The Madras High Court on Thursday set aside the fees fixed by the School Fee Determination Committee, headed by Justice K.Raviraja Pandian, relating to nearly 300 writ petitions, and remitted the matter back to the panel for fresh consideration.
As the academic year 2012-13 had already started, many schools were said to be facing financial difficulties in view of the fee structure already fixed. As an interim arrangement, pending final orders of the panel, the writ petitioner schools, both minority and non-minority schools, would be entitled to collect 15 per cent over and above the fee fixed earlier by the committee. The court made it clear that the interim arrangement would be applicable only to schools which had filed writ petitions and not to other schools.
The petitioners were self-financing schools. Some of them were recognised under the Tamil Nadu Private Schools Regulation Act; a few others were recognised under the Code of Regulations for Matriculation Schools or Code of Regulations for Anglo-Indian schools.
By the impugned order, the panel determined the fee to be collected for three academic years from 2010-11 to 2012-13.
It was challenged on the ground of arbitrariness and that it was not in conformity with the Tamil Nadu Schools (Regulation of Collection of Fee) Act. The petitioners' grievance was that no sufficient opportunity was given to them at the time of personal hearing.
The court said the fee structure approval form should be given to writ petitioner schools calling upon them to produce the details and documents. All these schools should propose the fee structure afresh with fresh or additional material/audit statements. The committee should give personal hearing to each of the petitioner schools and afford reasonable opportunity to them and pass final orders as expeditiously as possible, preferably by this year December-end.
The court said that in respect of unaided non-minority educational institutions, the School Fee Determination committee should keep in view the guidelines in the present order relating to pay and allowances of teaching and non-teaching staff and employees' welfare schemes.
All unaided non-minority educational institutions should be entitled to surplus for the school's development: for schools located in village and town panchayats, it will be 10 per cent; those in municipalities and district headquarters, 12.5 per cent and those falling under corporations 15 per cent. For infrastructure grading, there should be an increase in fee -– 7.5 to 10 per cent -- depending on the availability of infrastructure in schools.
Most of the petitioners were running minority institutions. The court said the right to administer conferred upon the minority institutions the right to manage the institutions. Minority institutions could not resist the regulations, which were conducive to maintaining standards. However, no regulation would be valid if it had the effect of displacing the minority administration or restricting the right of the minorities to administer the educational institutions.
The court said the directions (except the observations regarding the RTE Act) in respect of unaided non-minority institutions should also hold good for unaided minority institutions. That apart, in respect of unaided minority institutions, the committee should keep in view the guidelines in the court order and also others which included that audited statement submitted by the minority institutions may be accepted by the committee; in case the panel did not approve the auditors' statement, it should record the reasons. The committee should afford reasonable opportunity to minority institutions and thereafter pass the final order.

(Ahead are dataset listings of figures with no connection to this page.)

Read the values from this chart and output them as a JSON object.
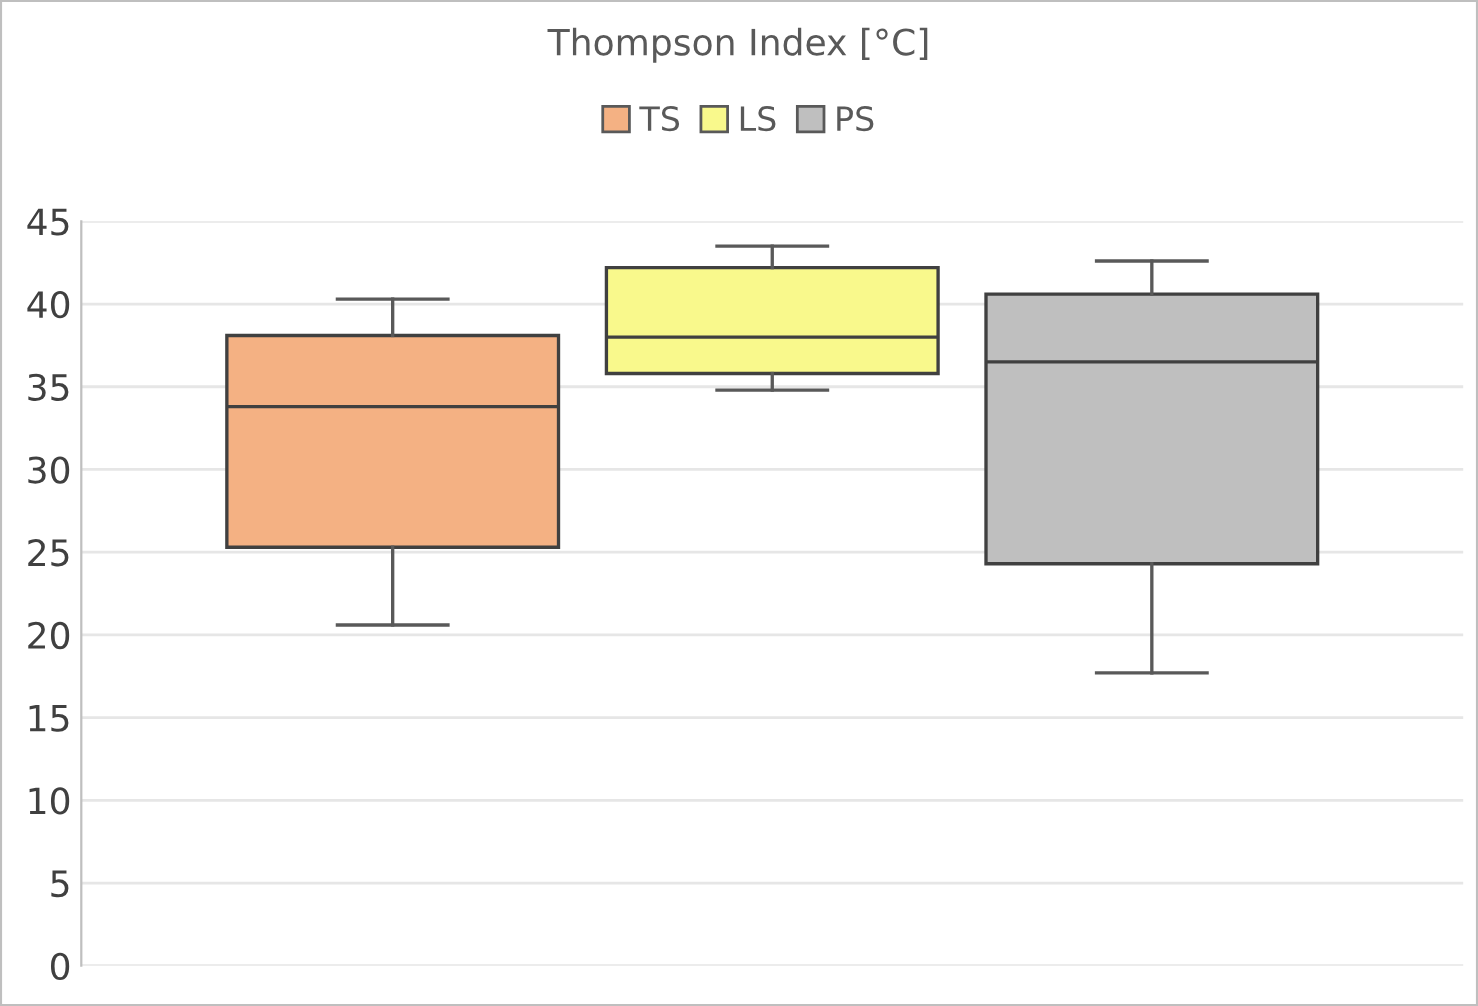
{
  "chart_data": {
    "type": "box",
    "title": "Thompson Index [°C]",
    "categories": [
      null
    ],
    "series": [
      {
        "name": "TS",
        "color": "#f4b183",
        "boxes": [
          {
            "low": 20.6,
            "q1": 25.3,
            "median": 33.8,
            "q3": 38.1,
            "high": 40.3
          }
        ]
      },
      {
        "name": "LS",
        "color": "#f9f98c",
        "boxes": [
          {
            "low": 34.8,
            "q1": 35.8,
            "median": 38.0,
            "q3": 42.2,
            "high": 43.5
          }
        ]
      },
      {
        "name": "PS",
        "color": "#bfbfbf",
        "boxes": [
          {
            "low": 17.7,
            "q1": 24.3,
            "median": 36.5,
            "q3": 40.6,
            "high": 42.6
          }
        ]
      }
    ],
    "ylim": [
      0,
      45
    ],
    "yticks": [
      0,
      5,
      10,
      15,
      20,
      25,
      30,
      35,
      40,
      45
    ],
    "grid": "y",
    "legend": "top",
    "tick_labels": "y"
  }
}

There should not be restriction regarding the salary payable to teaching and non-teaching staff, which, of course, was subject to government scale of pay and orders. The committee should not interfere with the expenditure of minority institutions on their cultural and religious activities to retain their character.
Regarding minority institutions run by Catholic dioceses and their various congregations, the court said all such institutions would be entitled to 25 per cent surplus, irrespective of their location. Other minority institutions would be entitled to surplus for development depending on their location: village and town panchayats at 10 per cent; municipality and district headquarters at 12.5 per cent and corporations at 15 per cent.
The minority educational institutions (including the institutions run by Catholic Dioceses and their various congregations) should also be entitled to 7.5 to 10 per cent increase in free structure on infrastructure grading.